Survey by Deloitte shows 70% of directors in sector see continued growth throughout this year
Spain’s tourist industry is on an upward trajectory and brimming with optimism. So far, the figures for 2017 show a hike in numbers on 2016, which was already a record-breaking year. According to data gathered by the Deloitte consultancy firm, 67% of company directors within the sector believe 2017 will bring more tourists, higher hotel prices and improved services.
“Those working in the industry have to gauge how much customers are really prepared to pay for their services,” said César Bengoechea, Director General of Deloitte at the presentation of the 2017 Tourist Forecast.

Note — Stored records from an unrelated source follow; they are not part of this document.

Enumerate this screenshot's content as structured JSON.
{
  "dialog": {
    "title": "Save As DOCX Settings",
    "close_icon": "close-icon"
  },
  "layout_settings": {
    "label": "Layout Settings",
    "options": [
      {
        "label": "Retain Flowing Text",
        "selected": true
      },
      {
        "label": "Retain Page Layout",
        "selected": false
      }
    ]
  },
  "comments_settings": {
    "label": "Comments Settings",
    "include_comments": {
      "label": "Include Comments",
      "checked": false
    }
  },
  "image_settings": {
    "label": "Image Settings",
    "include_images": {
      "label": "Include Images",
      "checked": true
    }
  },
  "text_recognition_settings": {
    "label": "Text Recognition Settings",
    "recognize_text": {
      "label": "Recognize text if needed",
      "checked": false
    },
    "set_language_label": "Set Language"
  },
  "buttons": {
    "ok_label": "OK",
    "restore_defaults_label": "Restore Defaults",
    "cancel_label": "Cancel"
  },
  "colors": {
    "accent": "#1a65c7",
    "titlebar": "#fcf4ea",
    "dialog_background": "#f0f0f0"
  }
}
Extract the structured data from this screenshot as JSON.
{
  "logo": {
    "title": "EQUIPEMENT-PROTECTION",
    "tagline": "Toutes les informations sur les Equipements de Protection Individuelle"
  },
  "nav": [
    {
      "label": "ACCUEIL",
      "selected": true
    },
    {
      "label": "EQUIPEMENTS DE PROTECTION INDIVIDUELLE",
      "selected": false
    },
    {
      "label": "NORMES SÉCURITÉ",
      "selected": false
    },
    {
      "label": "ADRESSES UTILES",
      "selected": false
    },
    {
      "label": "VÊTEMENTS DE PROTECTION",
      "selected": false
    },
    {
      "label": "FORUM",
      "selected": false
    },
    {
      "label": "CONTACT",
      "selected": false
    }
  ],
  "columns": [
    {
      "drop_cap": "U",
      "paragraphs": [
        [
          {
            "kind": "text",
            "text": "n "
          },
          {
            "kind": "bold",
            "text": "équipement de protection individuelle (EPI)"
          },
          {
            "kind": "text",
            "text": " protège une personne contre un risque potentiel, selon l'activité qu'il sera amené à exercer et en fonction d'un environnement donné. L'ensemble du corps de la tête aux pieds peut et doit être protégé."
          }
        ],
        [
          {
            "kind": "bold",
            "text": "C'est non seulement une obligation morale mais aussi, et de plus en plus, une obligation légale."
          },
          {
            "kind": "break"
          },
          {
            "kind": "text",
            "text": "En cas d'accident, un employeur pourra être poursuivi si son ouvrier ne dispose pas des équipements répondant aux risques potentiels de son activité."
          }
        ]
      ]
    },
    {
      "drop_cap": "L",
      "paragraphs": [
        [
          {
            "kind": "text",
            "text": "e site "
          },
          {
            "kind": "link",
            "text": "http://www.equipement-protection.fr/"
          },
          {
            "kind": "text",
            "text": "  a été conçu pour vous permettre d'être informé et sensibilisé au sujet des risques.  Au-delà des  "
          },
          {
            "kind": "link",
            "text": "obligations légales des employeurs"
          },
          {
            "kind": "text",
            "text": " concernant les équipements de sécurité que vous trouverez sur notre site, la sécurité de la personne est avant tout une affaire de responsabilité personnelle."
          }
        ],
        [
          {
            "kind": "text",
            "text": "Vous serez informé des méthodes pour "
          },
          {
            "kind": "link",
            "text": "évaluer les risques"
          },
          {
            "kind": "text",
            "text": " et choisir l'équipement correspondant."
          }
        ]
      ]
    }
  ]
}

Tourism-related businesses predicted a good 2017 last year, but few had any idea how good. By the end of 2016, 73% said the forecast exceeded their expectations.
The Spanish tourism industry has been given a boost both by risk perceptions of other previously popular tourist destinations and also by increased momentum in the national and global economies – 60% of those surveyed predicted Spain’s economy would outstrip global growth. According to the Deloitte report, if this turns out to be the case, “It will have positive repercussions domestically on the tourist sector’s development.”
Bengoechea insisted that the future of Spain’s tourism industry now lies in upgrading services and hotels, making it less budget and more high-end. “Occupancy has reached record levels in the last 20 years,” he said. “The important thing now is to boost revenue by raising prices, not increasing numbers.” Other challenges to the sector include branding and nurturing talent.
The future of Spain’s tourism industry lies in making it less budget and more high-end
Seventy executives from the sector were approached for the Deloitte survey – 58% managing hotels, 15% distribution, 13% transport and 14% miscellaneous. They said recreational and business tourism are areas that will experience as much or more growth than 2016.
According to the survey, three, four and five star hotels are predicted to put their prices up by 10% on last year, which will increase turnover and revenue.
“According to the National Institute of Statistics, (INE), last year’s occupancy grew by 3%, bringing it to 63%. The index of hotel prices also shows continual growth in all categories, with 10.5% year-on-year growth in the last two years,” says the report.
Refurbishments and other improvements to hotels have influenced this upward trend: in 2016, the hotel sector attracted more than €2 billion in investment for the second consecutive year. The most important industry deals included the Turkish Dogus Group’s acquisition of Hotel Villamagna in Madrid and the purchase of Hotel Pullman Barcelona Skipper by a Luxemburg investment fund.